Guibord s’en va-t-en guerre se présente d’abord comme un road movie tranquille sillonnant les forêts riantes du Québec nord, sur fond de fanfare et de Cha-Cha-Cha à la Henry Mancini. Le député et ancien joueur de hockey Steve Guibord, accompagné de son fidèle stagiaire Souverain Pascal, y parcourt sa petite circonscription de Rapides-aux-Outardes pour régler les affaires courantes mais aussi consulter ses électeurs sur un épineux problème : faut-il que le Québec s’engage dans la guerre au Moyen-Orient ? Seul à ne s’être pas encore prononcé dans ce référendum où les scores sont à égalité, voilà le député et sa modeste région projetés sous les feux de la grande scène internationale. Le film dans son ensemble reproduit quant à lui ce même geste : celui de mettre considérablement en avant les détails d’une politique de province, au risque de s’y égarer.
Absurde et politique
À l’instar de La Loi de la jungle d’Antonin Peretjatko ou de Gaz de France de Benoit Forgeard, Guibord s’en va-t-en guerre choisit lui aussi le genre de la comédie satirique pour dévoiler l’absurdité régnant à tous les niveaux de la vie politique contemporaine : un syndicat d’ouvrier fait un barrage routier en réponse un autre barrage construit par les Algonquins, un maire veut absolument la guerre pour créer de l’emploi, le Premier ministre du Québec joue de la guitare électrique dans son bureau avec sa gamine de douze ans.

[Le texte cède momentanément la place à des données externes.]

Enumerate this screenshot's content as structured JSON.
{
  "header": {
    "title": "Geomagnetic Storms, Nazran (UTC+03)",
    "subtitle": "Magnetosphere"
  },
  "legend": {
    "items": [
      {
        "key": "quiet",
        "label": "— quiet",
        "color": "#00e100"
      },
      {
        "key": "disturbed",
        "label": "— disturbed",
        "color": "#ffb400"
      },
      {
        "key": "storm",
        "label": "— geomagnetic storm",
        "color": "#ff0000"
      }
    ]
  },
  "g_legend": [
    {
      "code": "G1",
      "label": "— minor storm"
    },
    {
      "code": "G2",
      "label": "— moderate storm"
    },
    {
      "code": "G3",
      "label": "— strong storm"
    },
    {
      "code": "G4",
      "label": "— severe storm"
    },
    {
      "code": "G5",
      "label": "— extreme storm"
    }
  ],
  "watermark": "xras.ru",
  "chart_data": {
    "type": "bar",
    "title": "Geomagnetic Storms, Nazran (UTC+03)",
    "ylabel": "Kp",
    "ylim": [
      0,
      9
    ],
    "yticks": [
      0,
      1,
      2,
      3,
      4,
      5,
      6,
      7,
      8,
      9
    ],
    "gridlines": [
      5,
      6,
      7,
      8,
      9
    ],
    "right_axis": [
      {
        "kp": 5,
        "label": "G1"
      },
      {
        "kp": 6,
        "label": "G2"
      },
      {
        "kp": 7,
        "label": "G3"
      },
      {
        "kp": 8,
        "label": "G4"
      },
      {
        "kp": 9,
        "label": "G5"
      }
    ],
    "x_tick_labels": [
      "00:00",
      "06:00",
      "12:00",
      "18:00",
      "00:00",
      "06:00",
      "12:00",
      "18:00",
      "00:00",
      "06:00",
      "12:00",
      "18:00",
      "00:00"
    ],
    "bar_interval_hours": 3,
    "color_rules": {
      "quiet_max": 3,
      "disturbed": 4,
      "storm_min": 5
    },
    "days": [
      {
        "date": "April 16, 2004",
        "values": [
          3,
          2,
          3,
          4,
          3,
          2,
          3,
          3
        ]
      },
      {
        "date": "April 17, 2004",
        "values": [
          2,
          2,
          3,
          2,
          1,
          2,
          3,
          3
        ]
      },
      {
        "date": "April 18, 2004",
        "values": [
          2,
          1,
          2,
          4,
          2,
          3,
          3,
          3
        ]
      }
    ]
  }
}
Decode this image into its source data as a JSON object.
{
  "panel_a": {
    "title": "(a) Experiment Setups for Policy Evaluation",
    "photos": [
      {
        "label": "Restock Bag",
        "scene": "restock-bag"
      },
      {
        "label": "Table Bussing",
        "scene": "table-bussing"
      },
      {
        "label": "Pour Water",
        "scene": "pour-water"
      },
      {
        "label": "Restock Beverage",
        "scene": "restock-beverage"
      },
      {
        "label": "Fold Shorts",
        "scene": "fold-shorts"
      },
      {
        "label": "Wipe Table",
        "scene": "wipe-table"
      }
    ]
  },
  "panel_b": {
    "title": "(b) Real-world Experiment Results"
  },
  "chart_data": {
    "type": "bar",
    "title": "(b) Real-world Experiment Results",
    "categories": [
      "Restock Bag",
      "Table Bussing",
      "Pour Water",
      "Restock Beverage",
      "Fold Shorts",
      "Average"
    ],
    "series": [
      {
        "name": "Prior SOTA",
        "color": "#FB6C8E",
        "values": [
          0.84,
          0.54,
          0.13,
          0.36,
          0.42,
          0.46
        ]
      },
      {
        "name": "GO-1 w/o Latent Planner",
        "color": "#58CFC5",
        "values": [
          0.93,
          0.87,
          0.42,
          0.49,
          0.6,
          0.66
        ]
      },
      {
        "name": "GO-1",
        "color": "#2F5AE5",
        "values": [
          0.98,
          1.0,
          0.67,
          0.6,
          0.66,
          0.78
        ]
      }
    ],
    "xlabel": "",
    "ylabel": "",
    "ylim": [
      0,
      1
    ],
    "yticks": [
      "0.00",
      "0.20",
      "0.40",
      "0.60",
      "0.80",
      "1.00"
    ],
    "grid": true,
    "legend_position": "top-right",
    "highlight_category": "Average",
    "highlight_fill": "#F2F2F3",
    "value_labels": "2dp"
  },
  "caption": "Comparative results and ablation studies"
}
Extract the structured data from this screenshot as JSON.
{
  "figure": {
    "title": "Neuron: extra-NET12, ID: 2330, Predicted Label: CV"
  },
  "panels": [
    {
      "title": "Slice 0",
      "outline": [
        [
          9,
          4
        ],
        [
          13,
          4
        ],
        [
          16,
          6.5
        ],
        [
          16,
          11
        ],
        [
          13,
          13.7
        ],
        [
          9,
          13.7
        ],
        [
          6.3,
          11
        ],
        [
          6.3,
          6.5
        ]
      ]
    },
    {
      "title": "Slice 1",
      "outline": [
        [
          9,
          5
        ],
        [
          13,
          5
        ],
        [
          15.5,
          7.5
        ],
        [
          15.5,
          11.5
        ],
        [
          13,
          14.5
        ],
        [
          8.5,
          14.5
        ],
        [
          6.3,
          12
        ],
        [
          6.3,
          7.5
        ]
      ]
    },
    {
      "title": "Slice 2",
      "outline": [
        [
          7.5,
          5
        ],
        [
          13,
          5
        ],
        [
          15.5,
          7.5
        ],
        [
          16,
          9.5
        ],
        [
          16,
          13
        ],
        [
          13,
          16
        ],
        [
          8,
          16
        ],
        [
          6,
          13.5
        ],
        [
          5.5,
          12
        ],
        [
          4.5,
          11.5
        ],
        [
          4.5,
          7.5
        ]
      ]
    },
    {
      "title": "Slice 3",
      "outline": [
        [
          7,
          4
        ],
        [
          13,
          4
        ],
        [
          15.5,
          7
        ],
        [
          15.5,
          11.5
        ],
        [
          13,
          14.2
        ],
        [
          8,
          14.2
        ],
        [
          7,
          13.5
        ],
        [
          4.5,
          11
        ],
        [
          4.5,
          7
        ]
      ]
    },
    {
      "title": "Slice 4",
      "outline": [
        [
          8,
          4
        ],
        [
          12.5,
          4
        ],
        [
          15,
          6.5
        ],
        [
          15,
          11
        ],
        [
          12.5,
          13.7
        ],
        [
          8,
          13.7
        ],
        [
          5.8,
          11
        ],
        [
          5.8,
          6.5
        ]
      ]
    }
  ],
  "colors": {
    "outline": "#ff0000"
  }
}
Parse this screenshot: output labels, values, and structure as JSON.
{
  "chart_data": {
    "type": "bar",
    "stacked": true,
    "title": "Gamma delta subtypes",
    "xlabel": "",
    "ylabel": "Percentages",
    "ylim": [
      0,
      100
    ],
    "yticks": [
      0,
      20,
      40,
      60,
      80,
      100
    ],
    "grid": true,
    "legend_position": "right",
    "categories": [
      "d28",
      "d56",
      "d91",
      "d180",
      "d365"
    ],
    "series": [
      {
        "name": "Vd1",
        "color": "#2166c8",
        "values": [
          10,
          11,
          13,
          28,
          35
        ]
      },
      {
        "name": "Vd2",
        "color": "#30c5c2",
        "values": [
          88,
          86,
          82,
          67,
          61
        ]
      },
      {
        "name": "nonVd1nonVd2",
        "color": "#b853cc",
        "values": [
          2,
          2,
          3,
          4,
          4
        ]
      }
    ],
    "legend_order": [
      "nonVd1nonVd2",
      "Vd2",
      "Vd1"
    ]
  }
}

Mais la gentille fable comique de Falardeau, pleine de personnages stéréotypés et bienveillants (la fille de Guibord est une adolescente rebelle mais pacifiste, son épouse, jouée par Suzanne Clément, est autoritaire mais dévouée), se laisse contaminer par le phénomène de paralysie générale qu’elle dénonce. De même que le député s’empêtre dans l’imbroglio des affaires locales, le film entier se perd dans la boucle ennuyeuse des allers-retours de Guibord, s’enlise dans la simple anecdote humoristique – une séance amusante de lecture d’une poétesse Castafiore, ou encore des miettes de petit four perdu dans le canapé du premier Ministre.
Ce mécanisme d’essoufflement et de chute burlesque faisant état du vide politique actuel aurait pu fonctionner s’il n’était pas au service d’une vision volontairement anachronique de ce même monde politique. Là où par exemple Gaz de France dénonçait avec un certain brio l’emprise totale de l’opinion et du storytelling sur la politique d’aujourd’hui, le réalisateur se contente d’évoquer l’éternel conflit entre intérêt privé et « Bien commun » qu’évoquait déjà Rousseau dans Le Contrat social : des maires jusqu’au ministre, en passant par Guibord lui-même, chacun agit ici avec cynisme au nom de son propre profit.
Le souverain Pascal
L’humour de ce conte philosophique un peu suranné est heureusement rattrapé par un personnage particulièrement réussi : le stagiaire Souverain Pascal qui sert de spin doctor à Guibord. Nouveau « valet » de comédie bien plus brillant que son maître, Souverain cite à tort et travers Rousseau, Voltaire et Montesquieu, témoignant d’une érudition phénoménale en matière de sciences politiques complètement décalée par rapport au quotidien prosaïque de Guibord. Les deux personnages forment alors un couple platonique et inséparable, assemblant de manière jouissive les deux faces inconciliables de la politique : l’idéalisme d’une part, le pragmatisme de l’autre. La joie qui se dégage du film, assurément, vient de ce personnage ingénu, passionné et malin, capable des solutions les plus ingénieuses grâce à son herméneutique savante des affaires du monde. Grâce à lui, la comédie de Philippe Falardeau respire un peu, rêve le triomphe de la culture et de l’intellect, s’échappe enfin vers un ailleurs salutaire : la petite ville de Port-au-Prince, auprès de laquelle Souverain raconte via Skype la vie politique québecoise, seul et unique moment de storytelling authentiquement contemporain.